O rei considerou aquilo um desaforo. Onde já se viu? Depois de gastar rios de dinheiro erguendo a nova catedral, era esta a paga que recebia? “Vai ter troco, a se vai!” Mandou o emissário voltar e convidar o arcebispo para passar o inverno em seu castelo. Assim que ele chegou, perguntou-lhe qual seu prato favorito. “Galinha, majestade, eu adoro galinha.” O rei deu ordens, então, para que preparassem uma suculenta galinhada. Sua Eminência revirou os olhinhos de satisfação. Ao jantar, teve oportunidade de repetir o gesto, pois saboreou uma excelente canja de galinha. No dia seguinte, a peça de resistência foi galinha à cabidela, na ceia franguinhos tenros ao molho de hortelã e, durante as próximas semanas, enquanto a neve cobria as estradas e a Corte se regalava com finos e variados acepipes, a ele somente serviam galinha. Grelhada, assada, frita, recheada, a passarinho, inteira, aos pedaços, mas sempre... galinha! Não bastasse, deslocaram o galinheiro real para perto de sua janela, de modo que pudesse dormir e acordar ouvindo o bucólico reboliço das penosas.

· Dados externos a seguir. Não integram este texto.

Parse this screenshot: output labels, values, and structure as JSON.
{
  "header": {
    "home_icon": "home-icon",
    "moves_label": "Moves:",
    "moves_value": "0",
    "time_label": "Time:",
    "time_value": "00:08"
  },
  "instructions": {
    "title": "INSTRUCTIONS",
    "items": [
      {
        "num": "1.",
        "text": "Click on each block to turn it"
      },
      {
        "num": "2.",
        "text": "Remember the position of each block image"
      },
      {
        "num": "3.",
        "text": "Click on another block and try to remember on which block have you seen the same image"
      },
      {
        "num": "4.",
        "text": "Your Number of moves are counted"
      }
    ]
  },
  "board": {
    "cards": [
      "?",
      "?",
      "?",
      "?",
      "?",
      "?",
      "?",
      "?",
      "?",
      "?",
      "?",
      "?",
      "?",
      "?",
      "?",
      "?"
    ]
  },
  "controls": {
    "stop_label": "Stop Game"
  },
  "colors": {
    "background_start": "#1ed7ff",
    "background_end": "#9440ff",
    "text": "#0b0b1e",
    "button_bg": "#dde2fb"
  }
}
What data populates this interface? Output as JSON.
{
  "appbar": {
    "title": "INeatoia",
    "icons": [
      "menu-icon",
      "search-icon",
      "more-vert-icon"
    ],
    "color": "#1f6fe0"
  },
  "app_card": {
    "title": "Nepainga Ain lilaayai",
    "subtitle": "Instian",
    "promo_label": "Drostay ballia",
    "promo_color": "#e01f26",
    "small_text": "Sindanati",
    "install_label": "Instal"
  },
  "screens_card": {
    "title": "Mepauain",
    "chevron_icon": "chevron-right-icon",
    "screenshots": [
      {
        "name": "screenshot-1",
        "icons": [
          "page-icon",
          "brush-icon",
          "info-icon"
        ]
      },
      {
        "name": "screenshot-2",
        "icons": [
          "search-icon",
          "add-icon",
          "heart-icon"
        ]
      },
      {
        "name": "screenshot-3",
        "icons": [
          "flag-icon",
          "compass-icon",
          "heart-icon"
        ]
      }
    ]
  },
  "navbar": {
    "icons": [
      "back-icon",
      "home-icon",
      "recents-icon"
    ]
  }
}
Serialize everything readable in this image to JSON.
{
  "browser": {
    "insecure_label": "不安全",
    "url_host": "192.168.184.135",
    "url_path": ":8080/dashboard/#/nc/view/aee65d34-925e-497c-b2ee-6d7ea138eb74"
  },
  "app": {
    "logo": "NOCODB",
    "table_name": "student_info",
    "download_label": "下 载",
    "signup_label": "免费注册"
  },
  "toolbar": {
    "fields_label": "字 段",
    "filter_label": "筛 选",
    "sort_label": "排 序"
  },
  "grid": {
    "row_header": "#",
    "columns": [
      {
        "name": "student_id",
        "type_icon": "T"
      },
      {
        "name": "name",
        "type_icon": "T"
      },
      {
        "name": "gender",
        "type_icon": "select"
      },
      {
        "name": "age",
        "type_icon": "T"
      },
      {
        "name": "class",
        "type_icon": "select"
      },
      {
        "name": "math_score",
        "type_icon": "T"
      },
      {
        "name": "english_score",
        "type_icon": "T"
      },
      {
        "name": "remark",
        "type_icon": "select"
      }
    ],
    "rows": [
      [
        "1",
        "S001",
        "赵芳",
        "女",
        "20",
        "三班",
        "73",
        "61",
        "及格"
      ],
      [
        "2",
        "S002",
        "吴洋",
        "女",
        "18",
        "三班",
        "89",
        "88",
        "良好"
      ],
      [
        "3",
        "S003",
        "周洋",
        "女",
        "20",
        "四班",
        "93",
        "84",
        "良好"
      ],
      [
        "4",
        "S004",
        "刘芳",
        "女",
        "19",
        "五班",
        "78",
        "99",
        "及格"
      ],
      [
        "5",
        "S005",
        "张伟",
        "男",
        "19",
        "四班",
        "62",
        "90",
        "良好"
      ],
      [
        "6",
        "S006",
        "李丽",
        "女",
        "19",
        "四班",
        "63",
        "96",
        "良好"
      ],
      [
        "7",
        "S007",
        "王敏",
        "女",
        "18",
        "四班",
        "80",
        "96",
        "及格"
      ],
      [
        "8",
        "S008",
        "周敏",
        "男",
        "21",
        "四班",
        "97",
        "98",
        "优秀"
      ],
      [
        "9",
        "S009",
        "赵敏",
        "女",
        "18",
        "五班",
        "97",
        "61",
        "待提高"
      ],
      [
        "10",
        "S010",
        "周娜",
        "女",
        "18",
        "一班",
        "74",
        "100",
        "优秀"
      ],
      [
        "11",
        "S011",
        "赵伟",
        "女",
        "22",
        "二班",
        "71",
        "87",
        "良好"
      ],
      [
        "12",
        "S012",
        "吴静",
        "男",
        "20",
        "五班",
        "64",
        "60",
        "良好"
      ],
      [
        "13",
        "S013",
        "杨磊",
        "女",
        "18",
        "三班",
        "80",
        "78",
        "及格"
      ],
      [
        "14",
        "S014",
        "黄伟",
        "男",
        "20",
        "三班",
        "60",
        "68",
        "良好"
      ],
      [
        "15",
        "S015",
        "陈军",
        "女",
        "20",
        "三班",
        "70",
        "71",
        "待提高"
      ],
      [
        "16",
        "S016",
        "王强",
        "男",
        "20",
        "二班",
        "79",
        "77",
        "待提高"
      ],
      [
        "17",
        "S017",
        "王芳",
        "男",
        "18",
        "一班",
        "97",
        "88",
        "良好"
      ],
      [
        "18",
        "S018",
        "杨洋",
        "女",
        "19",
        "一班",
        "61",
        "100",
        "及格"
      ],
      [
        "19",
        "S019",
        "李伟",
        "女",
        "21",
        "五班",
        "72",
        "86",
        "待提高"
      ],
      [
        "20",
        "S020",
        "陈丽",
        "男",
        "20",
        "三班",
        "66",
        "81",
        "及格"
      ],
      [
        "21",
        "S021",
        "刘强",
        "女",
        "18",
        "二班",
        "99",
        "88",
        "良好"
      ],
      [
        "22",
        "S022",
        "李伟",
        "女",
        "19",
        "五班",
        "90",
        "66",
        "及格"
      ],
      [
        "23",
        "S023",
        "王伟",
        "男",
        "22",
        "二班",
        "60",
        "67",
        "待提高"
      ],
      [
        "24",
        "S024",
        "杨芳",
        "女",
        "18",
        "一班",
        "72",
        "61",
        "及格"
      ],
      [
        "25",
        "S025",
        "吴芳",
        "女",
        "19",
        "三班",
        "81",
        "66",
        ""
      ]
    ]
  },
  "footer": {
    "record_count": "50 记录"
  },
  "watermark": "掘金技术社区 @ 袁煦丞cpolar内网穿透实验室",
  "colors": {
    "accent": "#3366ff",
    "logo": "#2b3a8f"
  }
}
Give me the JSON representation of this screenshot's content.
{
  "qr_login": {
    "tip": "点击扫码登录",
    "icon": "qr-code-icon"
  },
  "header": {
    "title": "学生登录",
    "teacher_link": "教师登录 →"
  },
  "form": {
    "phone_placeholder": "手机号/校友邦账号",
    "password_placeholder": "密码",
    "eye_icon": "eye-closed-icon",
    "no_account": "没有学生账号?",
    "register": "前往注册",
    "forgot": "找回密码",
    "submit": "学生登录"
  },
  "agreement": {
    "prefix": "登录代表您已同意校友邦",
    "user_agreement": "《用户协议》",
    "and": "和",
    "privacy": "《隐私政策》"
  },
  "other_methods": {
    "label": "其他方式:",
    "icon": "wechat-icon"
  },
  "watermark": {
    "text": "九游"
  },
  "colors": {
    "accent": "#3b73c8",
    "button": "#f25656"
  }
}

Ao final de um mês, sem trocadilho, o pobre homem dava pena. Pálido, olheiras fundas, bem mais magro, tivera uma crise de nervos na véspera, quando, em sua homenagem, montaram um espetáculo chamado A Galinha dos Ovos de Ouro. Aí, não resistiu mais e foi ter com o rei: “Majestade, perdão pela ousadia. Está tudo muito bom, está tudo muito bem, mas realmente não dá mais para suportar. Há trinta dias eu só como galinha, ouço galinha, vejo galinha, cheiro à galinha, sonho com galinha. Não daria para variar um pouquinho só o cardápio?”
O rei sorriu, tirou do ombro do arcebispo uma travessa penugem de garnizé e lascou o aforismo que haveria de fazer história: “Conforme-se, Eminência. Rainha todo dia? Galinha todo dia!”